1-2 apples, peeled and cored
1 cup walnuts, shelled
1/4 cup Kosher wine
Cinnamon and Vegan sugar, to taste

Mince the apples and the walnuts or pulse in a food processor. Moisten with the wine and season with cinnamon and sugar.

Passover Mock Chopped Liver

2 tablespoons olive oil

1 1/2 cups chopped onions

1 cup sliced mushrooms (use white, baby bella, or cremini)

2/3 cup toasted cashews

1 tablespoon lemon juice, or to taste

Salt and freshly ground pepper to taste

Sauté the onions in oil over medium-low heat, stirring frequently until nicely browned. Add mushrooms and cook until soft. Combine the onions and mushrooms with the remaining ingredients in a food processor. Process until smoothly pureed, scraping down the sides as needed. Store in a jar until needed. Serve at room temperature with matzo crackers.

Zeroah is typically a roasted lamb leg, but vegans can try:

Baked Stuffed Zucchini

2 zucchinis, cut in half lengthwise

2 ribs celery, finely chopped

1 large carrot, finely chopped
4 tablespoons tomato sauce
¼ cup fresh parsley, finely chopped
1 clove garlic, chopped
2 tablespoons matzo meal

1 tablespoon olive oil

Scoop out the pulp of the zucchini halves. Heat the garlic, zucchini pulp, celery and carrot in the oil until slightly tender.
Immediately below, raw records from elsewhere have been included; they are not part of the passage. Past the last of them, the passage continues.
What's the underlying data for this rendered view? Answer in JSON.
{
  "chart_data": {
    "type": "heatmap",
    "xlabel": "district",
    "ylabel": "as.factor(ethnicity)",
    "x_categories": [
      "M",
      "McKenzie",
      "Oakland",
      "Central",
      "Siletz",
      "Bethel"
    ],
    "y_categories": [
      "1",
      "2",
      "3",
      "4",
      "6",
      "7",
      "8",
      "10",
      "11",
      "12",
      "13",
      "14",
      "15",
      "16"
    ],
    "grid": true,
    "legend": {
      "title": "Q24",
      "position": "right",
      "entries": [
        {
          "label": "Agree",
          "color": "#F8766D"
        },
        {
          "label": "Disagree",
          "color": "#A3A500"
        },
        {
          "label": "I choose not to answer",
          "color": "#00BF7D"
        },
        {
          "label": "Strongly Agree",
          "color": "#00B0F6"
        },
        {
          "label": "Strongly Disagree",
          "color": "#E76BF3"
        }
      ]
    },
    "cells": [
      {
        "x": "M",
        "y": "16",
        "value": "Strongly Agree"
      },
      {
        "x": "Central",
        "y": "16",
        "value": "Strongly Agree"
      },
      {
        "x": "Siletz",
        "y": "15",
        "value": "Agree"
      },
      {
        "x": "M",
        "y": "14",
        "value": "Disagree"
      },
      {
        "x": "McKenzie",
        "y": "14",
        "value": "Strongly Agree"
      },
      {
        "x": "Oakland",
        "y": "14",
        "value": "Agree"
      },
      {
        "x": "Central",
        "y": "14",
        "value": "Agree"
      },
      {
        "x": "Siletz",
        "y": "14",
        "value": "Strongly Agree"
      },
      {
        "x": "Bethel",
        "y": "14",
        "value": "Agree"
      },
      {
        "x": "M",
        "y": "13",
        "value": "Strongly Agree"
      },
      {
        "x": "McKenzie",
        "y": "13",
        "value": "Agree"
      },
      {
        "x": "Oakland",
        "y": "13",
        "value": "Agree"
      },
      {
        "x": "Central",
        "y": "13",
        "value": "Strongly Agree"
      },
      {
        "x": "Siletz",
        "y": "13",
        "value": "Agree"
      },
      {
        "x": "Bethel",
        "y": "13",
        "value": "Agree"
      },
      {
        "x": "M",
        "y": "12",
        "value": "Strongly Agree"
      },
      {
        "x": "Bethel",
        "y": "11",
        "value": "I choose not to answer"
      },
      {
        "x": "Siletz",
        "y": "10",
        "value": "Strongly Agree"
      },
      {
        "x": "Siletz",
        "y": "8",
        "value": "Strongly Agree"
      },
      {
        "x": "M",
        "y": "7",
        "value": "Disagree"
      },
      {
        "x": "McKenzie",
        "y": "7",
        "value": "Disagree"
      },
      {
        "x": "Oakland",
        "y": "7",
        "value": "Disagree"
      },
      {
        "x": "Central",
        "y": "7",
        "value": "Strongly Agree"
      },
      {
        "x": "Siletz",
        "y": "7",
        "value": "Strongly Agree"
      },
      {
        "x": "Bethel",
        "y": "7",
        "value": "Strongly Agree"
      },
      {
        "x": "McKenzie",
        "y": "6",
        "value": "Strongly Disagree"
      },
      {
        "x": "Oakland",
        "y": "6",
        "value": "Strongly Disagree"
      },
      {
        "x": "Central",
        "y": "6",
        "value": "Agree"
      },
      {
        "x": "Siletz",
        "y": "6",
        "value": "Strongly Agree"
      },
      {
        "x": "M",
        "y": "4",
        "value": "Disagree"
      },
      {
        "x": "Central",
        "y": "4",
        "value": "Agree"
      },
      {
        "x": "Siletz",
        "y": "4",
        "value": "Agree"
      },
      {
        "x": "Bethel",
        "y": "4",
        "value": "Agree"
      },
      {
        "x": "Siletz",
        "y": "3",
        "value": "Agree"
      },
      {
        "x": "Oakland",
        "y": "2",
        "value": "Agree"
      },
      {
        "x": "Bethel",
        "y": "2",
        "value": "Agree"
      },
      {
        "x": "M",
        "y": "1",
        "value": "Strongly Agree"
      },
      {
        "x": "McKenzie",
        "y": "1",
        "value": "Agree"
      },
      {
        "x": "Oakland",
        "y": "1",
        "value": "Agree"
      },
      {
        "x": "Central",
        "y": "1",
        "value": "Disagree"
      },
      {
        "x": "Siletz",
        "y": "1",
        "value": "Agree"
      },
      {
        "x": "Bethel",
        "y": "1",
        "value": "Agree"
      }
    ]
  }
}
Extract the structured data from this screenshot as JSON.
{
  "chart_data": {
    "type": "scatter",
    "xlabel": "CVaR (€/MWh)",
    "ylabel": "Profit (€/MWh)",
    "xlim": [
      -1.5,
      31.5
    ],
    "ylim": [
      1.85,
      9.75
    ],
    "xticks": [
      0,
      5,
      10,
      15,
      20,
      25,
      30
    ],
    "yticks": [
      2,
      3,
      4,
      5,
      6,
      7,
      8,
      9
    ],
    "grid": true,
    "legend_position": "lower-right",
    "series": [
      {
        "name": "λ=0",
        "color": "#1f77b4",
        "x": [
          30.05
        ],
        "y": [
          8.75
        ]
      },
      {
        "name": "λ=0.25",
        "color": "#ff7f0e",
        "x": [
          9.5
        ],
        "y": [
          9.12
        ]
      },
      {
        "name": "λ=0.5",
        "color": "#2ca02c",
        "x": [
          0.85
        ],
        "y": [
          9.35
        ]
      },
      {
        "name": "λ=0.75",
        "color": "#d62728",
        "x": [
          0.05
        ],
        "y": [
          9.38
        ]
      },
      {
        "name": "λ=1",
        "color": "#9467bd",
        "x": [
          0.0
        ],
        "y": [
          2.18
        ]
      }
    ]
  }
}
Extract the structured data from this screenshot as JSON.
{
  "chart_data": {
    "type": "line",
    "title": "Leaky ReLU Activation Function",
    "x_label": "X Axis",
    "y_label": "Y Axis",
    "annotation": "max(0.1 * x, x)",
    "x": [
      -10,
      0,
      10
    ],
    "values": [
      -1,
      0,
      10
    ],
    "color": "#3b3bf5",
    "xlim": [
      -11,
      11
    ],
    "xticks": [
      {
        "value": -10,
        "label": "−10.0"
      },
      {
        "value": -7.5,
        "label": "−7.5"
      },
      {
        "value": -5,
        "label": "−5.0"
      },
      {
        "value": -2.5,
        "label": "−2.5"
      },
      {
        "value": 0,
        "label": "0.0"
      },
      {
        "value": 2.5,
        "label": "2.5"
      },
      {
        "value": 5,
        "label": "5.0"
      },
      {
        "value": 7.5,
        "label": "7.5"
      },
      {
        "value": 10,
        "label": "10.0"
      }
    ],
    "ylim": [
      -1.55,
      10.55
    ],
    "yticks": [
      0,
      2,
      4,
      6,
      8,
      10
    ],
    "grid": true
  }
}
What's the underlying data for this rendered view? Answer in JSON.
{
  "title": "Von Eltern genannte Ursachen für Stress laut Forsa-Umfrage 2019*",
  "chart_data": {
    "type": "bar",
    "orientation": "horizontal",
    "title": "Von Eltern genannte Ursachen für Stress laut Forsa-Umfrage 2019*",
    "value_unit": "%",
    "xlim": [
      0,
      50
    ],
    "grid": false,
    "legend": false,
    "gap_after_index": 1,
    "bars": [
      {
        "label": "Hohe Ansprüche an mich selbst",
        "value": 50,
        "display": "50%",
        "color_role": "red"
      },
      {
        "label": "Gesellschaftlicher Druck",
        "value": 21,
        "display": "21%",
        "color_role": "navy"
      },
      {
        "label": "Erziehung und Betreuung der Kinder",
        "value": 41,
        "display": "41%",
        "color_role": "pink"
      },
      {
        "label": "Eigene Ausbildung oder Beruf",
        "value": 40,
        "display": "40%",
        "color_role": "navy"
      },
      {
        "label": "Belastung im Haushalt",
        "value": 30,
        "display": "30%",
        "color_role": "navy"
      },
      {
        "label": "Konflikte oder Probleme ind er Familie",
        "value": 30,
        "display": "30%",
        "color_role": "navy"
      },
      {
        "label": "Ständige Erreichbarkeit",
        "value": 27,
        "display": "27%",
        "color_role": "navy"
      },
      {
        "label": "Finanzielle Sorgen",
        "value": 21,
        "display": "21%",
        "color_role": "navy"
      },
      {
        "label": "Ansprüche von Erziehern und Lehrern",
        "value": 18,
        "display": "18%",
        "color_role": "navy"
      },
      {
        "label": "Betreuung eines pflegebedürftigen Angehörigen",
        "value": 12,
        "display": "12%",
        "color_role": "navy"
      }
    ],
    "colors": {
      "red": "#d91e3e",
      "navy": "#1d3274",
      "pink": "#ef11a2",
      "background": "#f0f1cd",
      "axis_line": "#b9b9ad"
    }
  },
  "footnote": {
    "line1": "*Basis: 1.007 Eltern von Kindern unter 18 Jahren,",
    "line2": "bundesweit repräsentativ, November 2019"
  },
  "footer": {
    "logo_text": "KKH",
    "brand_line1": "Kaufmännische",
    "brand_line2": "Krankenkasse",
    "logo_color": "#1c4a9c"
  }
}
Add tomato sauce and parsley. Add the matzo meal to the mixture and mix well. Stuff the mixtures into zucchini halves. Place in a baking dish with a little water on the bottom and cover with foil. Bake at 450ºF for 25-30 minutes until the zucchini shells are soft. Remove foil after 15 minutes so the top gets golden brown. (Substitutions: eggplant or portabella mushrooms for zucchini).

Carrot Tzimmes

For the carrots:

1 lb. chopped carrots
1/4 cup vegan sugar

For the pudding:

1/2 cup matzo cake meal
1/8 tsp. pepper
1 tsp. paprika
1/4 tsp. salt, heaping
1 tsp. sugar
1/4 cup safflower oil
1/2 cup water

Place carrots in a small casserole dish and sprinkle the sugar on top. Cover, and set aside for 3-4 hours or overnight in the fridge. Heat the covered dish on the stovetop over low heat for 15 minutes, until the carrots are slightly soft and liquid appears in the bottom. Mix together the dry ingredients in a separate bowl. Add the oil and water and mix well. Spread the mixture on top of the carrots, cover, and cook on the stovetop over medium-low heat, until the pudding sets. Bake, covered, at 350°F, until the pudding becomes brown around the edges, approximately 45-60 minutes.